Si l’expert britannique estime que les “millennials” sont la principale cible du long-courrier, il ajoute qu’il ne faut pas mettre tous ses oeufs dans le même panier. “C’est la problématique qu’a eu WOW air. La compagnie s’est concentrée sur une clientèle motivée par le prix, alors qu’ils avaient également besoin d’une clientèle de classe affaire ou de proposer des vols vers d’autres destinations moins concurrentielles”.

Pour sa part, XL Airways s’efforce de mener cette stratégie de diversification. Fondée en 1995, la compagnie low-cost française propose des vols vers quatre grandes villes américaines (New York, Miami, Los Angeles et San Francisco), mais aussi vers la Martinique, la Guadeloupe et La Réunion. “Nous aussi on a été très impacté par la hausse des prix des carburants, mais on a gardé des marchés de niche qui fonctionnent bien”, confie son PDG Laurent Magnin. Pour l’entrepreneur français, il ne faut pas remettre en cause le modèle low-cost mais plutôt la stratégie de certaines compagnies aériennes. “Les nouveaux arrivés prennent beaucoup de risques. Ils veulent conquérir trop de parts de marché trop rapidement”.

Qu’est-ce qui différenciait un WOW air d’un Primera Air ? Rien”, ajoute Frédéric Revol, directeur des ventes et marketing chez XL Airways. “Ils ont reproduit un modèle qu’on peut copier à l’infini avec des tarifs démantelés et toute une ribambelle d’options. Chez XL, chaque client bénéficie au minimum d’un écran et d’un repas chaud pendant son vol, et nous avons développé une identité forte, avec une image “French touch” et “fun” qui plaît beaucoup aux Américains”, estime-t-il.
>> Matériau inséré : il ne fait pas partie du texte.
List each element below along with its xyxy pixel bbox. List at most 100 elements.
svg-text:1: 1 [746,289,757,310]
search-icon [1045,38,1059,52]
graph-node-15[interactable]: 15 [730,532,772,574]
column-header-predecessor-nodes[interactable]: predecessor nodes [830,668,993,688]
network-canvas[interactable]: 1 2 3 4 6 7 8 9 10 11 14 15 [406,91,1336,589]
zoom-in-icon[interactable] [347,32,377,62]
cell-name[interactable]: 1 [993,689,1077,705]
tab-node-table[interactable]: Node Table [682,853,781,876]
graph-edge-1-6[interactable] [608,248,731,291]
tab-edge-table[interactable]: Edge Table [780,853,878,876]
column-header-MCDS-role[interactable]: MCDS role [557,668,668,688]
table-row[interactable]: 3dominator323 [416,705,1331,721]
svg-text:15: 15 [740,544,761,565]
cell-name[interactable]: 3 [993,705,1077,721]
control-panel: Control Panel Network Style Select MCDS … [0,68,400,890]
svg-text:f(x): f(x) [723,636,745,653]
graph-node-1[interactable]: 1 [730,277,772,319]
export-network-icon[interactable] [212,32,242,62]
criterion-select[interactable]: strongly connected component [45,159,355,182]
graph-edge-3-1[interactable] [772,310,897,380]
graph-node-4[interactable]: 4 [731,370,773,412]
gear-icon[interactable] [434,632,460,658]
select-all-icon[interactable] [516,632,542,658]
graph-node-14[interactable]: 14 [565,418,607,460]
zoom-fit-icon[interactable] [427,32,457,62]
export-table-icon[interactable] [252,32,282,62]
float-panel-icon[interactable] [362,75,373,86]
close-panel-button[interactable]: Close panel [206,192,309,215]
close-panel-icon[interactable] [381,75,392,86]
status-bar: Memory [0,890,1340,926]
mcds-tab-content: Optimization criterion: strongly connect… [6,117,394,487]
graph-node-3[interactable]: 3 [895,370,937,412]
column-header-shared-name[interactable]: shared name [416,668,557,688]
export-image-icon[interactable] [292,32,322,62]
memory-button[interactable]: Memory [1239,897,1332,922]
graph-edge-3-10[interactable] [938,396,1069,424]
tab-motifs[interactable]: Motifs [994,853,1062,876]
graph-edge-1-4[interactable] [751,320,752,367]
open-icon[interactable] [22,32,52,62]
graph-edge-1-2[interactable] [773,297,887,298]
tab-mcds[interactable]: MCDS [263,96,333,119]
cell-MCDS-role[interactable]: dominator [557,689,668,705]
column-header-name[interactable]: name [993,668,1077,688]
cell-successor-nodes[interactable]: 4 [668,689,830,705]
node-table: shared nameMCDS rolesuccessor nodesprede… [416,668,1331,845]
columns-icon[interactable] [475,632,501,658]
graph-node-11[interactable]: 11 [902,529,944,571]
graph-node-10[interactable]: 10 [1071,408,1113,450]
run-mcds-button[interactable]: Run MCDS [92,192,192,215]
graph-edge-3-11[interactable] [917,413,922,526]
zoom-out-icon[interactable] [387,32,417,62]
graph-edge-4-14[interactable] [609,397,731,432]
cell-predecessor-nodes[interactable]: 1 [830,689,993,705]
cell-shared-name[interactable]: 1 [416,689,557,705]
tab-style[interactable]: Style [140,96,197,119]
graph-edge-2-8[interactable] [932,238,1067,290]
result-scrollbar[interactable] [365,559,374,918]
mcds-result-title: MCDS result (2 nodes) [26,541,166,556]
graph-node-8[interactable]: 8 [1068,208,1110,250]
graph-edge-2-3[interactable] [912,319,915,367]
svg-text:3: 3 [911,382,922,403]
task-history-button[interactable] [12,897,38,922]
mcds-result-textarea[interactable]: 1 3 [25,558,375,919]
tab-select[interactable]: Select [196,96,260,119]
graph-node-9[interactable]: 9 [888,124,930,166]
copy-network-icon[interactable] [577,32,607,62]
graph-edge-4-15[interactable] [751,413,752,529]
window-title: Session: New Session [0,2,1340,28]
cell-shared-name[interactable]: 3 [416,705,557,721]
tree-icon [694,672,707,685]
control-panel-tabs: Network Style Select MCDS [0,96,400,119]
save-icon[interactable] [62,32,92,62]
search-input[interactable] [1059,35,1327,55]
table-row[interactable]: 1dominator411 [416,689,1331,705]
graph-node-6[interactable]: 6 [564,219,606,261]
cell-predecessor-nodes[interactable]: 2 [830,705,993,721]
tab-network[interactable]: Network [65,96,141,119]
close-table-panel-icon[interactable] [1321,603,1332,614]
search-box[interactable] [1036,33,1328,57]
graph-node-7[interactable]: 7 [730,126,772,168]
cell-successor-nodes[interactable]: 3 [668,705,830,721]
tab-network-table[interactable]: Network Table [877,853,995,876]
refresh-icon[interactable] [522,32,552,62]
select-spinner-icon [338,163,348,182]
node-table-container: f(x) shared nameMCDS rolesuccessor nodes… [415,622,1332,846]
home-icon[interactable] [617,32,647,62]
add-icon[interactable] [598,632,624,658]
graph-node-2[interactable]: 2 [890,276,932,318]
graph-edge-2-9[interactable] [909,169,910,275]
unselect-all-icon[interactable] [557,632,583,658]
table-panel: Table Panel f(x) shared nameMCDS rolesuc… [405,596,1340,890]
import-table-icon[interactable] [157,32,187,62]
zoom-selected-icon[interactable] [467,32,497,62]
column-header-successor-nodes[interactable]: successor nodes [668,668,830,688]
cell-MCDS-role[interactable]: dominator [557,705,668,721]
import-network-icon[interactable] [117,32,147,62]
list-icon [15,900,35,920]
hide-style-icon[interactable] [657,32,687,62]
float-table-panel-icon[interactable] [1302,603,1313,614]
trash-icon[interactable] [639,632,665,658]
Les échecs récents de Primera Air et WOW air ne freinent pas pour autant l’appétit des compagnies du secteur. Après XL Airways, Norwegian, French Bee et La Compagnie (spécialisée dans le business low cost), la compagnie française Corsair lance le 9 juin une liaison Paris-Miami et le groupe IAG (British Airways et Iberia) a lancé en juin 2017 sa low-cost Level, qui relie les Etats-Unis à partir de Paris et de Barcelone. En avril, JetBlue a annoncé l’ouverture de vols transatlantiques pour début 2021 entre New York, Boston et Londres. L’ogre américain espère lui aussi se tailler une part d’un marché en forte croissance qui a transporté plus de 10 millions de passagers en 2017 rien qu’entre la France et l’Amérique du Nord.